Less than seven percent of hospitals in the country have achieved Magnet status since the program's inception in 1994. Memorial Hermann Memorial City first earned Magnet recognition in 2009 and is one of only 35 hospitals to do so in Texas.
The Magnet Recognition Program recognizes healthcare organizations for quality patient care, nursing excellence and innovation in professional nursing practice. Magnet recognition is the highest possible organizational credential granted by the ANCC, the largest and most prominent nursing credentialing organization in the United States. Hospitals must excel in several areas, including nursing standards and practices, patient care, and innovations in nursing leadership and management to earn Magnet status.

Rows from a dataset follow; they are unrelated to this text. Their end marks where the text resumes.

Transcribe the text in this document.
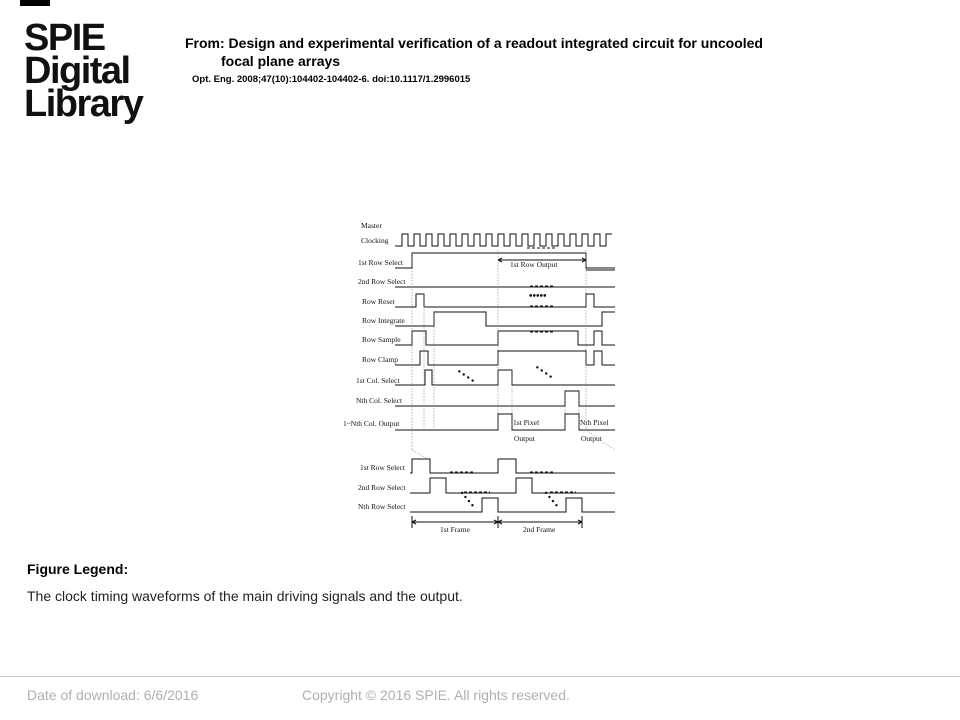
SPIE
Digital
Library
From: Design and experimental verification of a readout integrated circuit for uncooled
focal plane arrays
Opt. Eng. 2008;47(10):104402-104402-6. doi:10.1117/1.2996015
Master
Clocking
1st Row Select
2nd Row Select
Row Reset
Row Integrate
Row Sample
Row Clamp
1st Col. Select
Nth Col. Select
1~Nth Col. Output
1st Row Select
2nd Row Select
Nth Row Select
1st Row Output
•••••
• • • •	• • • •
1st Pixel	Nth Pixel
Output	Output
• • • •	• • • •
1st Frame	2nd Frame
Figure Legend:
The clock timing waveforms of the main driving signals and the output.
Date of download: 6/6/2016	Copyright © 2016 SPIE. All rights reserved.
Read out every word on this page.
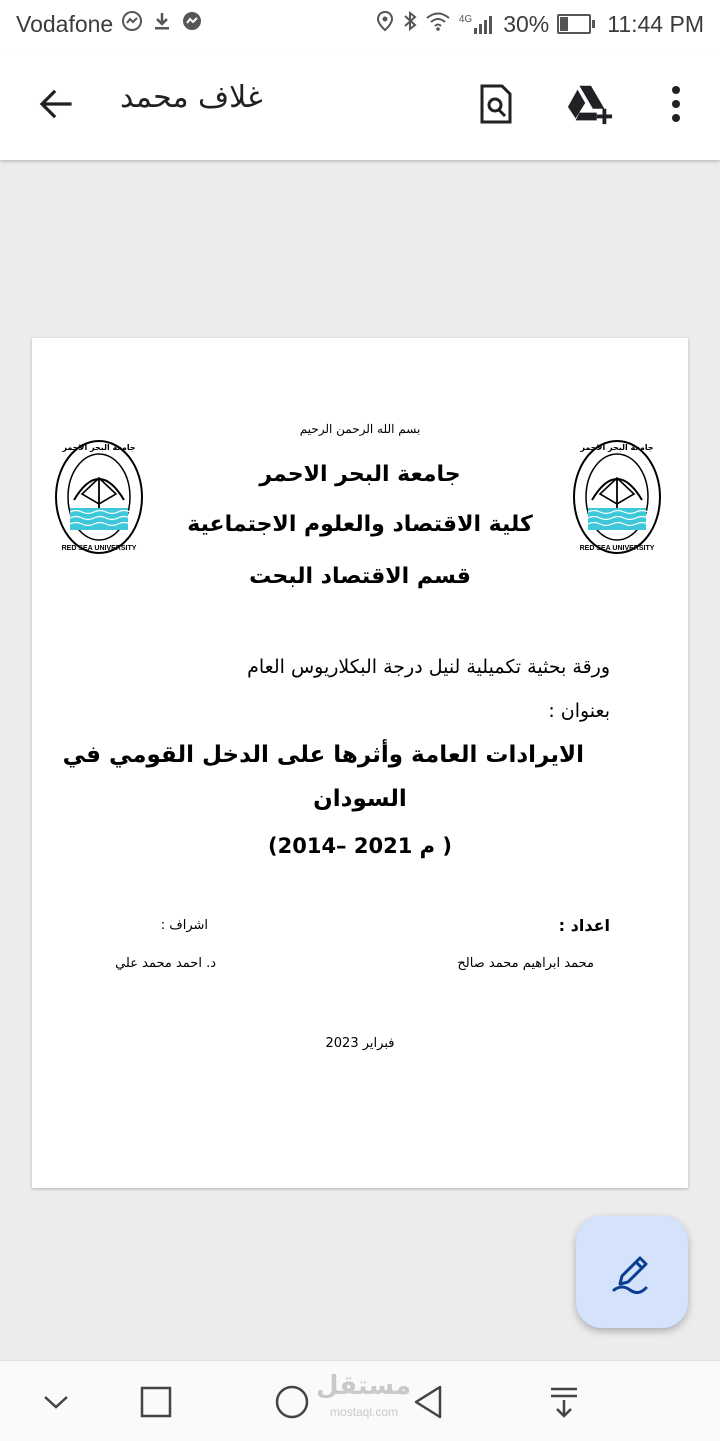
Vodafone	4G 30%	11:44 PM
غلاف محمد
جامعة البحر الاحمر
RED SEA UNIVERSITY
جامعة البحر الاحمر
RED SEA UNIVERSITY
بسم الله الرحمن الرحيم
جامعة البحر الاحمر
كلية الاقتصاد والعلوم الاجتماعية
قسم الاقتصاد البحت
ورقة بحثية تكميلية لنيل درجة البكلاريوس العام
بعنوان :
الايرادات العامة وأثرها على الدخل القومي في
السودان
(2014– 2021 م )
اعداد :
اشراف :
محمد ابراهيم محمد صالح
د. احمد محمد علي
فبراير 2023
مستقل
mostaql.com
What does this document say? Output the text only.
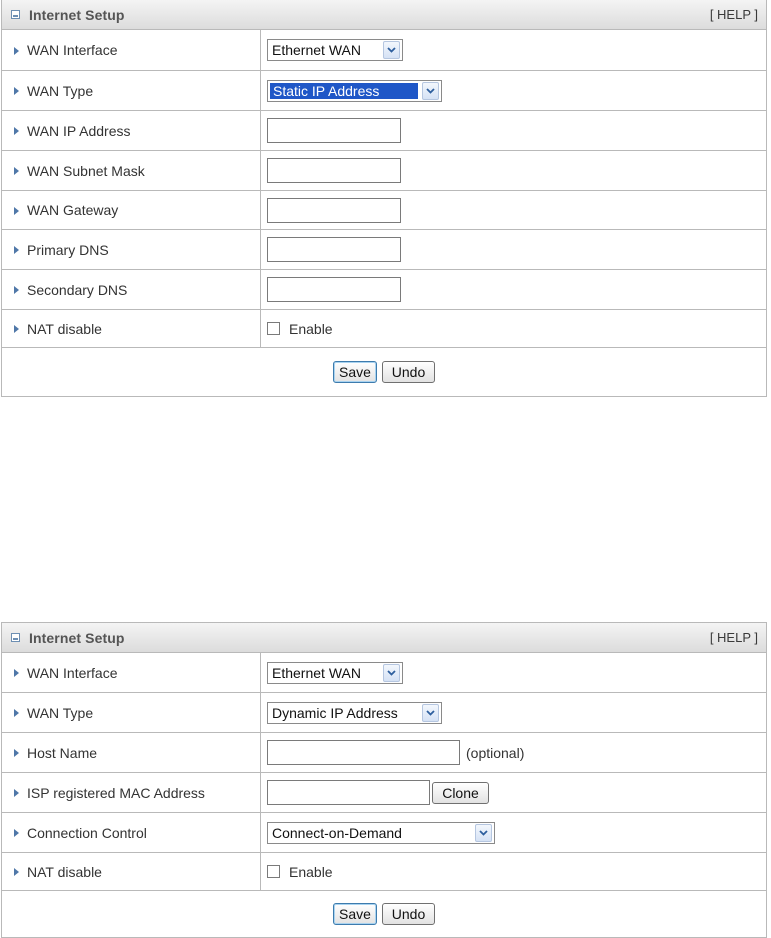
Internet Setup	[ HELP ]
WAN Interface	Ethernet WAN
WAN Type	Static IP Address
WAN IP Address
WAN Subnet Mask
WAN Gateway
Primary DNS
Secondary DNS
NAT disable	Enable
Save	Undo
Internet Setup	[ HELP ]
WAN Interface	Ethernet WAN
WAN Type	Dynamic IP Address
Host Name	(optional)
ISP registered MAC Address	Clone
Connection Control	Connect-on-Demand
NAT disable	Enable
Save	Undo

“Magnet recognition is comparable to winning a gold medal for nursing excellence – it is a tremendous achievement for our hospital,” said Dan Kelly, RN, Chief Nursing Officer at Memorial Hermann Memorial City. “It recognizes the excellent work our nurses perform each day and rewards the commitment of our entire staff to serve as a team, providing the highest quality care possible for our patients and our community.”
Before a hospital is selected for Magnet recognition, ANCC completes a rigorous evaluation process that includes onsite visits, reviews of written documentation, staff and patient satisfaction surveys and interviews. Initial Magnet recognition is valid for four years and, during that time, hospitals and nursing staff are closely monitored, evaluated, and surveyed to ensure they remain in compliance with the program's high standards. At the end of the four-year period, hospitals must re-apply and again undergo the challenging evaluation process.
Studies have demonstrated that Magnet-recognized hospitals typically provide a higher quality of patient care, including lower mortality rates and better patient satisfaction. Magnet hospitals also experience lower turnover and lower rates of burnout among nursing staff. The recognition is also directly linked to a hospital's ability to attract and retain qualified, highly educated nursing staff.
Of the 5,000-plus hospitals in the U.S., only 419 are Magnet facilities. Memorial Hermann Memorial City is one of three Magnet hospitals within the Memorial Hermann Health System. The other two are Memorial Hermann-Texas Medical Center and Memorial Hermann The Woodlands Medical Center.